The BM blast numbers on days 1 and 28 showed a significant decrease [Table 8], their percentage changes were comparable in both response groups, and showed a significant correlation with therapy response (P<0.001, Mann-Whitney=11.6) [Table 8].
A correlation study was carried out between serum nucleosomal levels and total leukocytic count (TLC), peripheral blasts, and BM blast. A positive correlation was found for the levels of nucleosomal DNA fragments with leukocytes at day 1 after therapy (P<0.05, r=0.45) as well as with the decrease of leukocytes from the day before therapy to day 1 after therapy (P<0.001). There was a negative significant correlation between serum nucleosome levels and peripheral blasts at day 7 after therapy (r=−0.15).

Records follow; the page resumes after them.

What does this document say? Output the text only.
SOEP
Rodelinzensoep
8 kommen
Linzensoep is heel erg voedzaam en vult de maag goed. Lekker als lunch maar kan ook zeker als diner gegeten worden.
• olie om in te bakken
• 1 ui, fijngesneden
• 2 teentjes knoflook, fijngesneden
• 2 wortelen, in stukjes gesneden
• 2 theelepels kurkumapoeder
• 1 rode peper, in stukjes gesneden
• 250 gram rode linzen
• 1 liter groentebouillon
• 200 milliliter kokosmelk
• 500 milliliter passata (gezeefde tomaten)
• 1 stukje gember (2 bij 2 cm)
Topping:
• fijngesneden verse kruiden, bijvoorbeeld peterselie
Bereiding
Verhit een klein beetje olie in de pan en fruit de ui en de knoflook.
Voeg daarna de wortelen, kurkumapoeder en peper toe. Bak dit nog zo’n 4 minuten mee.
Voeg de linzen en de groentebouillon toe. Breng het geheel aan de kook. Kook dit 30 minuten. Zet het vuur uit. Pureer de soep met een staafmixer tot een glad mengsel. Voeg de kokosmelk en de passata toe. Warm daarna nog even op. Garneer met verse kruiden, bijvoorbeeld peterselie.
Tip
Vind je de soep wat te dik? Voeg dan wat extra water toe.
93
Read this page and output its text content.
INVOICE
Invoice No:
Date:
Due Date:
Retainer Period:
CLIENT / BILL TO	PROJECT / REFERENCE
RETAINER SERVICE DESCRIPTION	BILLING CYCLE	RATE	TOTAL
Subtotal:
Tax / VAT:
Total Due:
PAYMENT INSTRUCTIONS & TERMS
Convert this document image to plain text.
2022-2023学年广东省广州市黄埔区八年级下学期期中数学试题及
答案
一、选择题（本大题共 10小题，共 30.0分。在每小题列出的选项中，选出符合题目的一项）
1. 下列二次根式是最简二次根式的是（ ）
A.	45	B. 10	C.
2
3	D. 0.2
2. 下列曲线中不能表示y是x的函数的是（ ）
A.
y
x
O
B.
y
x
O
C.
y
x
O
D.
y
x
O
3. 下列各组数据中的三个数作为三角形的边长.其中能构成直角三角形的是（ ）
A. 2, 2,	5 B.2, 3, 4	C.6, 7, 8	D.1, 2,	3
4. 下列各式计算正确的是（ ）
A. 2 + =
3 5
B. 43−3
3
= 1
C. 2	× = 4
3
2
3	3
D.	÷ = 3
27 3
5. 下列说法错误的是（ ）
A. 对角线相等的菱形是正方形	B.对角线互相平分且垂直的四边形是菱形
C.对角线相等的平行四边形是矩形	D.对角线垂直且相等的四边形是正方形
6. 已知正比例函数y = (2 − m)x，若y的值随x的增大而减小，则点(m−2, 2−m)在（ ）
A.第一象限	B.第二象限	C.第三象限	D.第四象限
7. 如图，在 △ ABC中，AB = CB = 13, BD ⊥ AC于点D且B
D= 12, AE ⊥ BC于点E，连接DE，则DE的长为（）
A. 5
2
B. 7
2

Nucleosomal DNA levels showed an inverse correlation with BM blast number after 28 days (r=−0.29; P=0.012). There was no significant correlation between serum nucleosome levels and LDH. Because cytogenetics and immunophenotype were highly heterogeneous, correlations with therapy response were not performed.
| Discussion|| |
AML is the most common type of acute leukemia in adults 1. AML is a malignant neoplasm of hematopoietic cells that results from clonal transformation of hematopoietic precursors through the acquisition of chromosomal rearrangements and multiple gene mutations.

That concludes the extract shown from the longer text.